His name doesn't seem to be mentioned anywhere except at the bottom of
this page: http://www.reptileevolution.com/about.htm
Indeed, the top of that same page claims: "_This website is a big
colaboration [sic]._ This site would not have been possible without the
hundreds of paleontologists, preparators, paleoartists and editors who
discovered, exposed, reconstructed and published the taxa presented
here." This is utterly misleading; of course Peters stands on the
shoulders of giants, but to present them as his coauthors, as if that
website were a collaboration project by the entire field and thus
presented the broadest possible consensus, is just not honest.
Also on that page, Peters says:
"_Sometimes I'm wrong._ Sometimes others are wrong. Most of the
discoveries herein were made simply by expanding the taxon list. In
other cases purported autapomorphies turned out to be misinterpretations
(exemplified by my published mistakes with Cosesaurus [link] and
Sharovipteryx [link]). If you find misinterpretations here, or new data
becomes available, please contact me [link: info@reptileevolution.com ].
It's more important to get it right than to be right. Credit will be given!"
That's nice, but completely impracticable, because to seriously dig into
the problems in Peter's tetrapod analysis would be a MSc thesis or more.
Peters relies on his photointerpretation technique (read: naked,
shameless pareidolia), does not even try to avoid correlated characters,
and, well, there are "210 taxa and 228 characters" -- that's _way too
few characters_ for so many taxa. I'm currently working on a matrix with
102 or 111 taxa (I added 9) and 289 parsimony-informative characters
(down from 333, because so many were correlated), and even for this much
smaller number of taxa I am reminded all the time that lots of
important-looking characters are not in the matrix...
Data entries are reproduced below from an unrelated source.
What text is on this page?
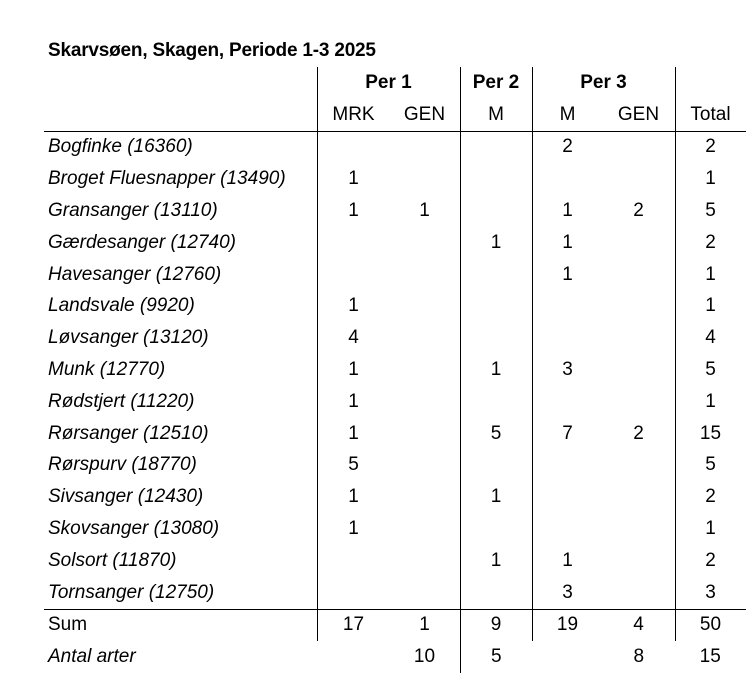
Skarvsøen, Skagen, Periode 1-3 2025
	Per 1		Per 2	Per 3		
	MRK	GEN	M	M	GEN	Total
Bogfinke (16360)				2		2
Broget Fluesnapper (13490)	1					1
Gransanger (13110)	1	1		1	2	5
Gærdesanger (12740)			1	1		2
Havesanger (12760)				1		1
Landsvale (9920)	1					1
Løvsanger (13120)	4					4
Munk (12770)	1		1	3		5
Rødstjert (11220)	1					1
Rørsanger (12510)	1		5	7	2	15
Rørspurv (18770)	5					5
Sivsanger (12430)	1		1			2
Skovsanger (13080)	1					1
Solsort (11870)			1	1		2
Tornsanger (12750)				3		3
Sum	17	1	9	19	4	50
Antal arter		10	5		8	15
Maybe I'll just mention that Kat Pawley's (2006) thesis claims that
*Casineria*, which was described as a close relative of Amniota, is
indistinguishable from *Caerorhachis*, which could be the sister-group
to all other temnospondyls or even outside the
temnospondyl-seymouriamorph-diadectomorph-amniote-lepospondyl clade. In
the matrix I'm working on (see my thesis, 2010), they are indeed
indistinguishable. Not having seen the fossils, I'm not going to
formally synonymize them (never mind that I don't want to scoop Pawley
either), but somebody should have a long, hard look at them.
When I treat *Casineria* and *Caerorhachis* as the same taxon, it comes
out where I just said *Caerorhachis* alone does.